Supplementary Figure 1. SNP data from the IGHV gene region (chr12:114700000-117270000) suggest common subspecies origins for IGHV genomic haplotypes of inbred and wild-derived laboratory mouse strains. This figure depicts the predicted subspecies origins (Mus musculus domesticus; M. m. musculus; M. m. castaneous) of IGHV haplotypes in the six strains analyzed in the present study. Here, we consider the relationships between inferred germline IGHV gene sets of these strains in the context of these predicted subspecific origins. Data presented in this figure were obtained from the Mouse Phylogeny Viewer 1 (https://msub.csbio.unc.edu/, based on previously published whole-genome SNP data 2.
Supplementary Figure 2. Counts of identified clones representing inferred germline sequences from each strain sequenced in this study. Additional information, including the nucleotide sequences of each inferred germline presented in these plots, can be found in Supplemental Table II.

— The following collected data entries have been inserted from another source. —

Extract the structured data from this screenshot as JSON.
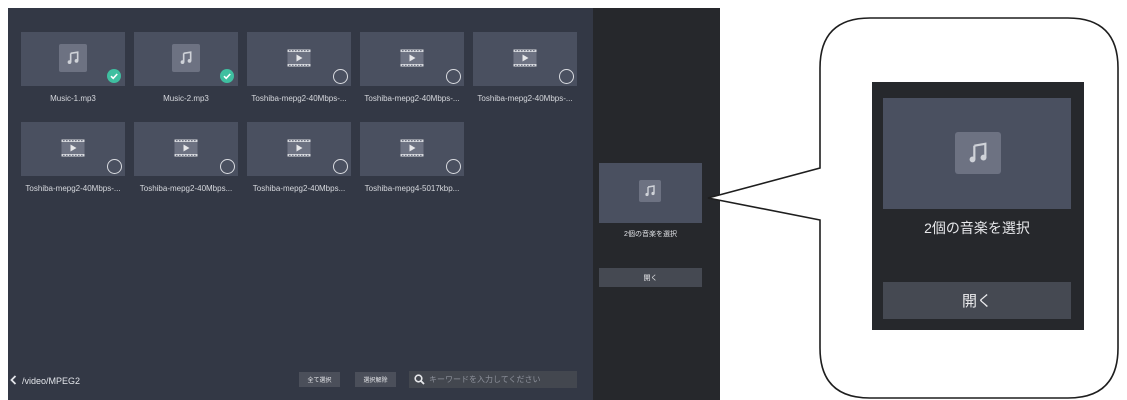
{
  "files": [
    {
      "name": "Music-1.mp3",
      "type": "music",
      "selected": true
    },
    {
      "name": "Music-2.mp3",
      "type": "music",
      "selected": true
    },
    {
      "name": "Toshiba-mepg2-40Mbps-...",
      "type": "video",
      "selected": false
    },
    {
      "name": "Toshiba-mepg2-40Mbps-...",
      "type": "video",
      "selected": false
    },
    {
      "name": "Toshiba-mepg2-40Mbps-...",
      "type": "video",
      "selected": false
    },
    {
      "name": "Toshiba-mepg2-40Mbps-...",
      "type": "video",
      "selected": false
    },
    {
      "name": "Toshiba-mepg2-40Mbps...",
      "type": "video",
      "selected": false
    },
    {
      "name": "Toshiba-mepg2-40Mbps...",
      "type": "video",
      "selected": false
    },
    {
      "name": "Toshiba-mepg4-5017kbp...",
      "type": "video",
      "selected": false
    }
  ],
  "bottom_bar": {
    "path": "/video/MPEG2",
    "select_all": "全て選択",
    "deselect": "選択解除",
    "search_placeholder": "キーワードを入力してください"
  },
  "side_panel": {
    "selection_text": "2個の音楽を選択",
    "open_button": "開く"
  },
  "callout": {
    "selection_text": "2個の音楽を選択",
    "open_button": "開く"
  },
  "colors": {
    "check_selected": "#3fbfa0",
    "panel_bg": "#26282c",
    "browser_bg": "#333845"
  },
  "icons": {
    "music": "music-note-icon",
    "video": "film-play-icon",
    "back": "chevron-left-icon",
    "search": "search-icon"
  }
}
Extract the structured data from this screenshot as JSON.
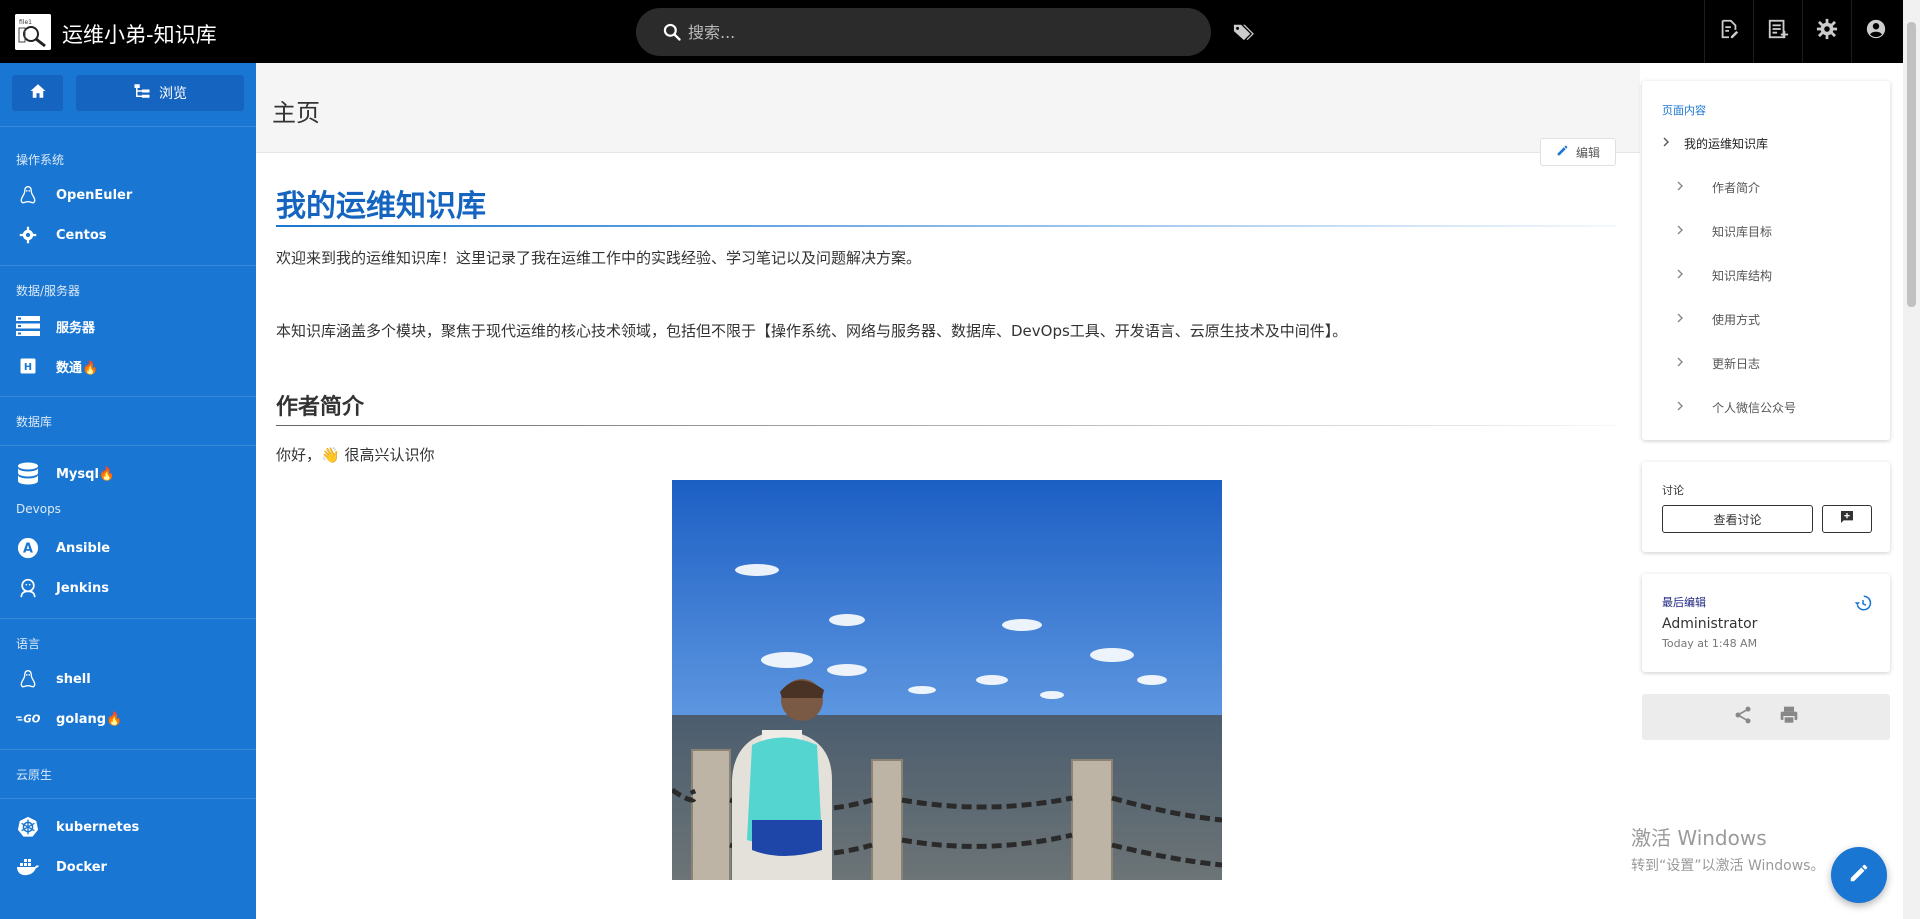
{
  "header": {
    "site_title": "运维小弟-知识库",
    "search_placeholder": "搜索...",
    "icons": [
      "search-icon",
      "tags-icon",
      "new-page-icon",
      "page-actions-icon",
      "settings-icon",
      "account-icon"
    ]
  },
  "nav": {
    "browse_label": "浏览",
    "sections": [
      {
        "header": "操作系统",
        "items": [
          {
            "label": "OpenEuler",
            "icon": "linux-icon"
          },
          {
            "label": "Centos",
            "icon": "gear-icon"
          }
        ]
      },
      {
        "header": "数据/服务器",
        "items": [
          {
            "label": "服务器",
            "icon": "server-icon"
          },
          {
            "label": "数通🔥",
            "icon": "h-badge-icon"
          }
        ]
      },
      {
        "header": "数据库",
        "items": [
          {
            "label": "Mysql🔥",
            "icon": "database-icon"
          }
        ]
      },
      {
        "header": "Devops",
        "items": [
          {
            "label": "Ansible",
            "icon": "ansible-icon"
          },
          {
            "label": "Jenkins",
            "icon": "jenkins-icon"
          }
        ]
      },
      {
        "header": "语言",
        "items": [
          {
            "label": "shell",
            "icon": "linux-icon"
          },
          {
            "label": "golang🔥",
            "icon": "go-icon"
          }
        ]
      },
      {
        "header": "云原生",
        "items": [
          {
            "label": "kubernetes",
            "icon": "kubernetes-icon"
          },
          {
            "label": "Docker",
            "icon": "docker-icon"
          }
        ]
      }
    ]
  },
  "page": {
    "title": "主页",
    "edit_label": "编辑",
    "h1": "我的运维知识库",
    "p1": "欢迎来到我的运维知识库！这里记录了我在运维工作中的实践经验、学习笔记以及问题解决方案。",
    "p2": "本知识库涵盖多个模块，聚焦于现代运维的核心技术领域，包括但不限于【操作系统、网络与服务器、数据库、DevOps工具、开发语言、云原生技术及中间件】。",
    "h2": "作者简介",
    "p3_pre": "你好，",
    "p3_emoji": "👋",
    "p3_post": "很高兴认识你"
  },
  "toc": {
    "title": "页面内容",
    "items": [
      {
        "label": "我的运维知识库",
        "level": 1
      },
      {
        "label": "作者简介",
        "level": 2
      },
      {
        "label": "知识库目标",
        "level": 2
      },
      {
        "label": "知识库结构",
        "level": 2
      },
      {
        "label": "使用方式",
        "level": 2
      },
      {
        "label": "更新日志",
        "level": 2
      },
      {
        "label": "个人微信公众号",
        "level": 2
      }
    ]
  },
  "discussion": {
    "title": "讨论",
    "view_label": "查看讨论"
  },
  "last_edit": {
    "title": "最后编辑",
    "author": "Administrator",
    "time": "Today at 1:48 AM"
  },
  "watermark": {
    "line1": "激活 Windows",
    "line2": "转到“设置”以激活 Windows。"
  },
  "colors": {
    "brand": "#1976d2",
    "topbar": "#000000",
    "heading": "#1565c0"
  }
}
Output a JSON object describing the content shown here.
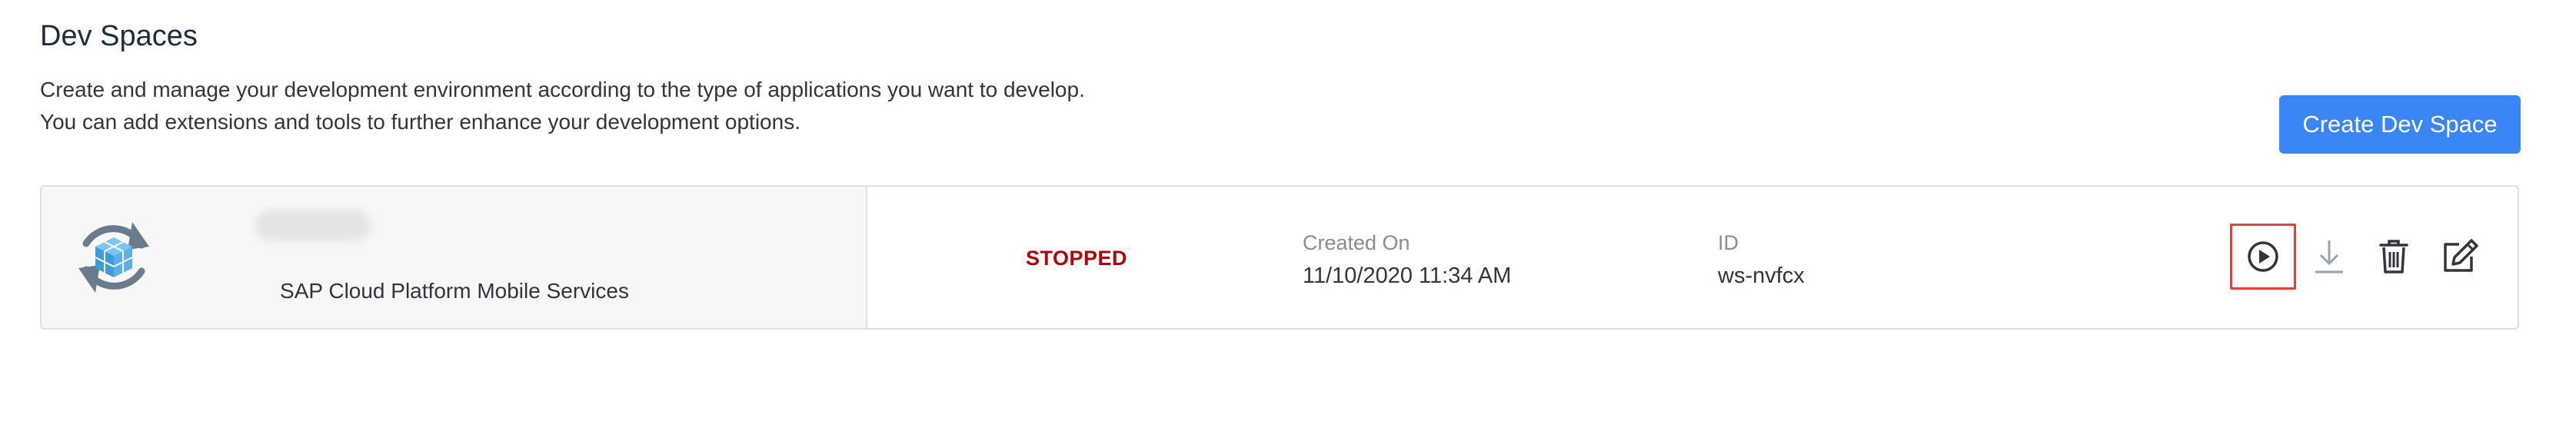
{
  "header": {
    "title": "Dev Spaces",
    "description_line1": "Create and manage your development environment according to the type of applications you want to develop.",
    "description_line2": "You can add extensions and tools to further enhance your development options.",
    "create_button_label": "Create Dev Space"
  },
  "devspaces": [
    {
      "name": "",
      "type": "SAP Cloud Platform Mobile Services",
      "icon": "mobile-services-sync-cube-icon",
      "status": "STOPPED",
      "created_label": "Created On",
      "created_value": "11/10/2020 11:34 AM",
      "id_label": "ID",
      "id_value": "ws-nvfcx",
      "actions": [
        "start-icon",
        "download-icon",
        "delete-icon",
        "edit-icon"
      ]
    }
  ],
  "colors": {
    "accent": "#3b86f7",
    "status_stopped": "#aa0808",
    "highlight_box": "#e0433a",
    "icon_gray": "#5b6b7b"
  }
}
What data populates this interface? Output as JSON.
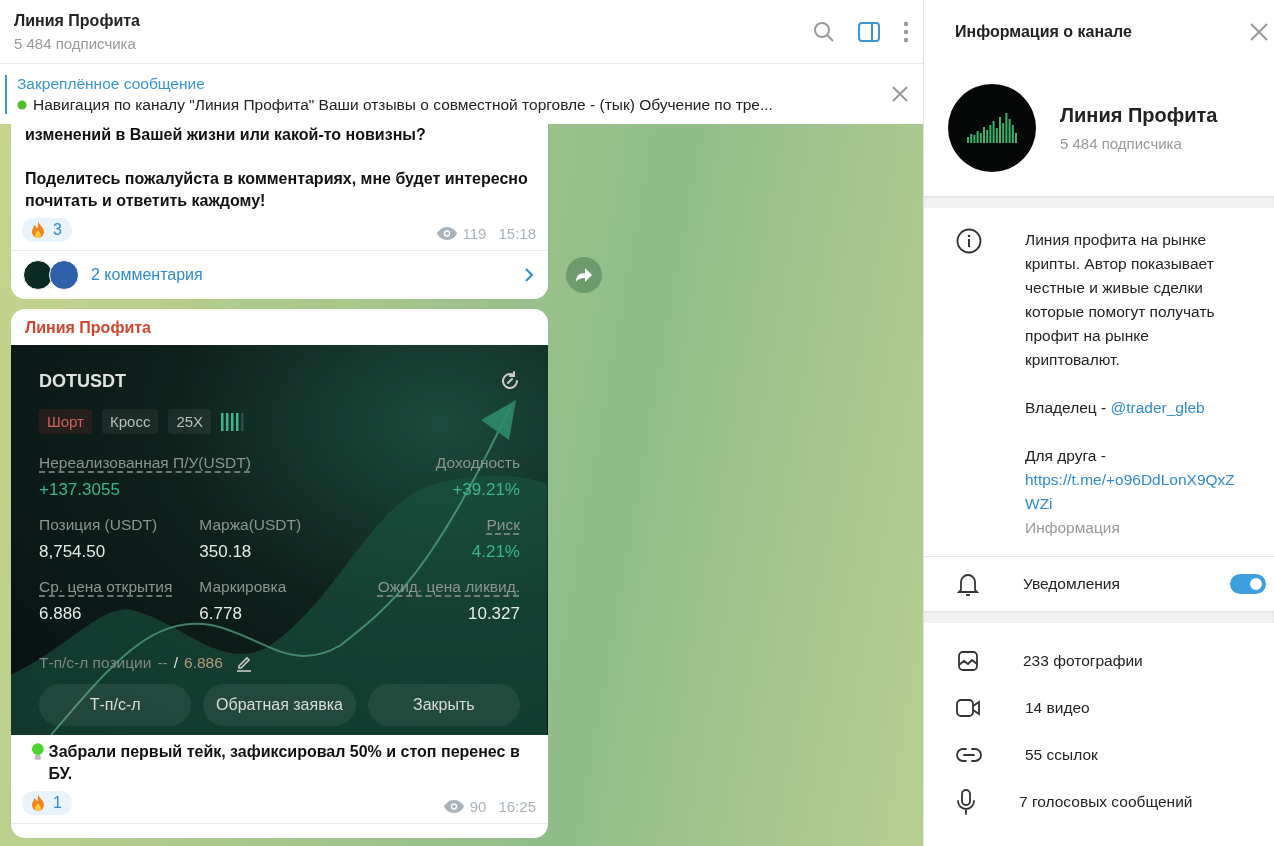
{
  "chat_header": {
    "title": "Линия Профита",
    "subtitle": "5 484 подписчика"
  },
  "pinned": {
    "label": "Закреплённое сообщение",
    "text": "Навигация по каналу \"Линия Профита\"  Ваши отзывы о совместной торговле - (тык) Обучение по тре..."
  },
  "messages": [
    {
      "paragraphs": [
        "изменений в Вашей жизни или какой-то новизны?",
        "Поделитесь пожалуйста в комментариях, мне будет интересно почитать и ответить каждому!"
      ],
      "reaction_count": "3",
      "views": "119",
      "time": "15:18",
      "comments": "2 комментария"
    },
    {
      "author": "Линия Профита",
      "screenshot": {
        "pair": "DOTUSDT",
        "chips": [
          {
            "label": "Шорт",
            "kind": "side"
          },
          {
            "label": "Кросс",
            "kind": "plain"
          },
          {
            "label": "25X",
            "kind": "plain"
          }
        ],
        "pnl": {
          "label": "Нереализованная П/У(USDT)",
          "value": "+137.3055",
          "underlined": true
        },
        "roi": {
          "label": "Доходность",
          "value": "+39.21%",
          "underlined": false
        },
        "stats": [
          {
            "label": "Позиция (USDT)",
            "value": "8,754.50",
            "kind": "neutral",
            "underlined": false
          },
          {
            "label": "Маржа(USDT)",
            "value": "350.18",
            "kind": "neutral",
            "underlined": false
          },
          {
            "label": "Риск",
            "value": "4.21%",
            "kind": "positive",
            "underlined": true
          },
          {
            "label": "Ср. цена открытия",
            "value": "6.886",
            "kind": "neutral",
            "underlined": true
          },
          {
            "label": "Маркировка",
            "value": "6.778",
            "kind": "neutral",
            "underlined": false
          },
          {
            "label": "Ожид. цена ликвид.",
            "value": "10.327",
            "kind": "neutral",
            "underlined": true
          }
        ],
        "tpsl": {
          "label": "Т-п/с-л позиции",
          "take": "--",
          "separator": "/",
          "stop": "6.886"
        },
        "buttons": [
          "Т-п/с-л",
          "Обратная заявка",
          "Закрыть"
        ]
      },
      "caption": "Забрали первый тейк, зафиксировал 50% и стоп перенес в БУ.",
      "reaction_count": "1",
      "views": "90",
      "time": "16:25"
    }
  ],
  "info_panel": {
    "title": "Информация о канале",
    "channel": {
      "name": "Линия Профита",
      "subscribers": "5 484 подписчика"
    },
    "about": {
      "description": "Линия профита на рынке крипты. Автор показывает честные и живые сделки которые помогут получать профит на рынке криптовалют.",
      "owner_label": "Владелец - ",
      "owner_link": "@trader_gleb",
      "friend_label": "Для друга -",
      "friend_link": "https://t.me/+o96DdLonX9QxZWZi",
      "caption": "Информация"
    },
    "notifications": {
      "label": "Уведомления",
      "on": true
    },
    "media": [
      {
        "kind": "photo",
        "label": "233 фотографии"
      },
      {
        "kind": "video",
        "label": "14 видео"
      },
      {
        "kind": "link",
        "label": "55 ссылок"
      },
      {
        "kind": "voice",
        "label": "7 голосовых сообщений"
      }
    ]
  }
}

Supplementary Figure 3. Boxplots depicting the numbers of representative clones for inferred IGHV germline sequence identified in each strain, partitioned by whether the inferred sequence was supported by IgDiscover.
Supplementary Figure 4. Violin plots depicting the best percent match identiies among inferred IGHV germline sets for each pair-wise strain comparison. Individual best-hit alignments from each pair-wise sequence set comparison are displayed as individual points within each violin plot.
Supplementary Table I. Per-strain AIRR-seq library summary statistics for CAST/EiJ, LEWES/EiJ, MSM/MsJ, PWD/PhJ, and NOD/ShiLtJ.
Supplementary Table II. Complete database of inferred germline IGHV sequences from CAST/EiJ, LEWES/EiJ, MSM/MsJ, PWD/PhJ, and NOD/ShiLtJ.